Em sessão da Câmara Municipal de Teresina (CMT), realizada na quarta-feira (3), o vereador Aluísio Sampaio (Progressistas) reclamou do atual cenário de pandemia em Teresina, principalmente do baixo índice de vacinação de pessoas contra a Covid-19. Avaliando o percentual de vacinados na capital piauiense, o parlamentar defendeu a necessidade de avanços da cobertura vacinal e contribuição da sociedade em respeito às medidas sanitárias.

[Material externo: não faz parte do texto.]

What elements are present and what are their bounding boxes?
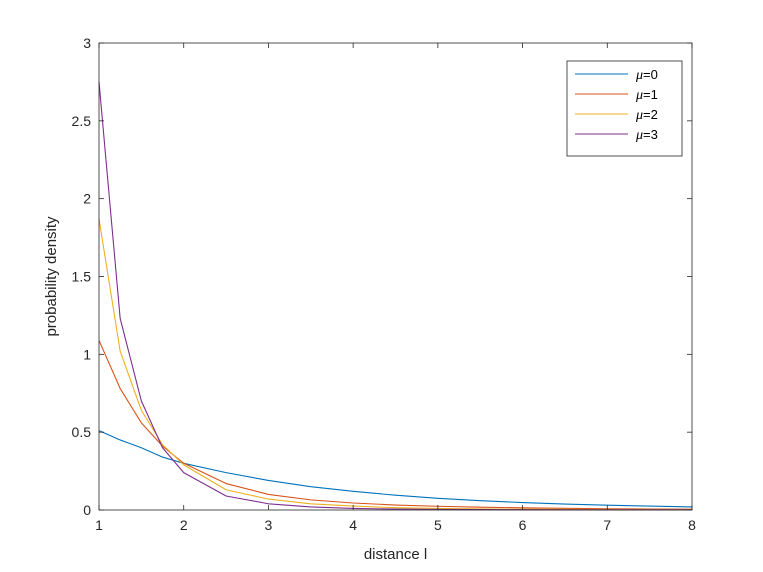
legend-box	[566, 60, 683, 157]
x-tick-label: 7	[603, 517, 611, 533]
legend-entry-label: μ=1	[635, 87, 658, 103]
y-tick-label: 0.5	[72, 424, 92, 440]
y-tick-label: 0	[83, 502, 91, 518]
x-tick-label: 2	[180, 517, 188, 533]
y-tick-label: 2	[83, 191, 91, 207]
ticks-layer: 1 2 3 4 5 6 7 8 0 0.5 1 1.5 2 2.5 3	[72, 35, 697, 533]
y-tick-label: 2.5	[72, 113, 92, 129]
x-axis-label: distance l	[364, 546, 427, 563]
x-tick-label: 1	[95, 517, 103, 533]
y-tick-label: 3	[83, 35, 91, 51]
x-tick-label: 8	[688, 517, 696, 533]
legend-mu-value: =3	[643, 127, 658, 142]
legend-mu-symbol: μ	[635, 68, 643, 83]
x-tick-label: 4	[349, 517, 357, 533]
series-line-mu-0	[98, 430, 693, 508]
legend-mu-value: =2	[643, 107, 658, 122]
legend-entry-label: μ=2	[635, 107, 658, 123]
y-tick-label: 1.5	[72, 269, 92, 285]
legend-entry-label: μ=3	[635, 127, 658, 143]
legend-mu-symbol: μ	[635, 88, 643, 103]
legend-entry-label: μ=0	[635, 67, 658, 83]
legend: μ=0μ=1μ=2μ=3	[566, 60, 683, 157]
legend-mu-symbol: μ	[635, 108, 643, 123]
x-tick-label: 6	[519, 517, 527, 533]
legend-mu-symbol: μ	[635, 128, 643, 143]
y-tick-label: 1	[83, 346, 91, 362]
series-line-mu-1	[98, 340, 693, 510]
legend-mu-value: =0	[643, 67, 658, 82]
legend-mu-value: =1	[643, 87, 658, 102]
x-tick-label: 5	[434, 517, 442, 533]
y-axis-label: probability density	[43, 216, 60, 337]
x-tick-label: 3	[265, 517, 273, 533]
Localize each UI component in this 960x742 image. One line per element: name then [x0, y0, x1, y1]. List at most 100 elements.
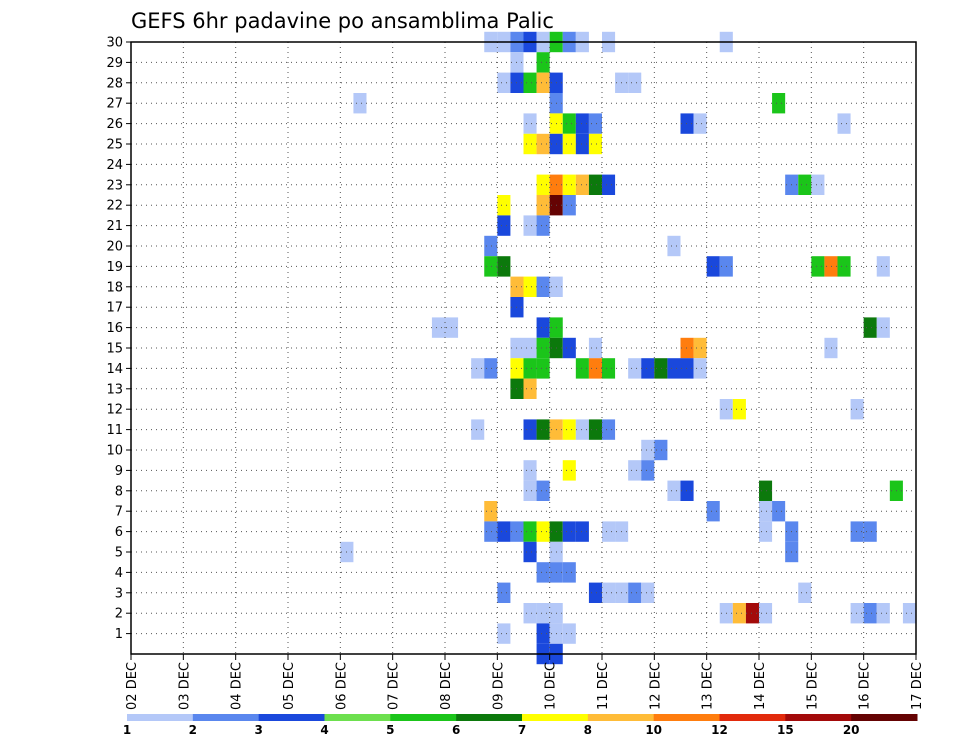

De acordo com o painel Covid-19 Teresina, atualmente cerca de 62.958 pessoas já foram confirmadas com a doença e contabilizados 1.364 óbitos. “Acho importante agilizarmos a vacinação de pessoas contra a Covid-19 em Teresina. Infelizmente o percentual de pessoas vacinadas ainda é muito pequeno, nós estamos acompanhando a crise sanitária em que se encontra o Brasil e o estado de colapso do sistema de saúde que está ameaçando a nação”, disse Aluísio Sampaio.

O Consórcio de Veículos de Imprensa, com base na última atualização dos dados feita na terça-feira (02), aponta que o Piauí possui uma cobertura vacinal de 2,5%, a avaliação mostra que o Estado tem a 7ª pior colocação de cobertura vacinal no Brasil.

Sampaio alerta aos cidadãos que respeitem as medidas sanitárias para que a crise sanitária seja amenizada. “Estamos em um momento muito preocupante, a economia também está muito fragilizada e as empresas não têm condições de fecharem as portas. Diante isso, precisamos ter o avanço dessas vacinas e também nos educar com respeito às medidas de distanciamento social, em respeito às determinações sanitárias como uso de máscara e utilização de álcool em gel. Devemos evitar aglomerações, principalmente as aglomerações festivas para que assim possamos superar esses piores momentos da pandemia”, recomenda.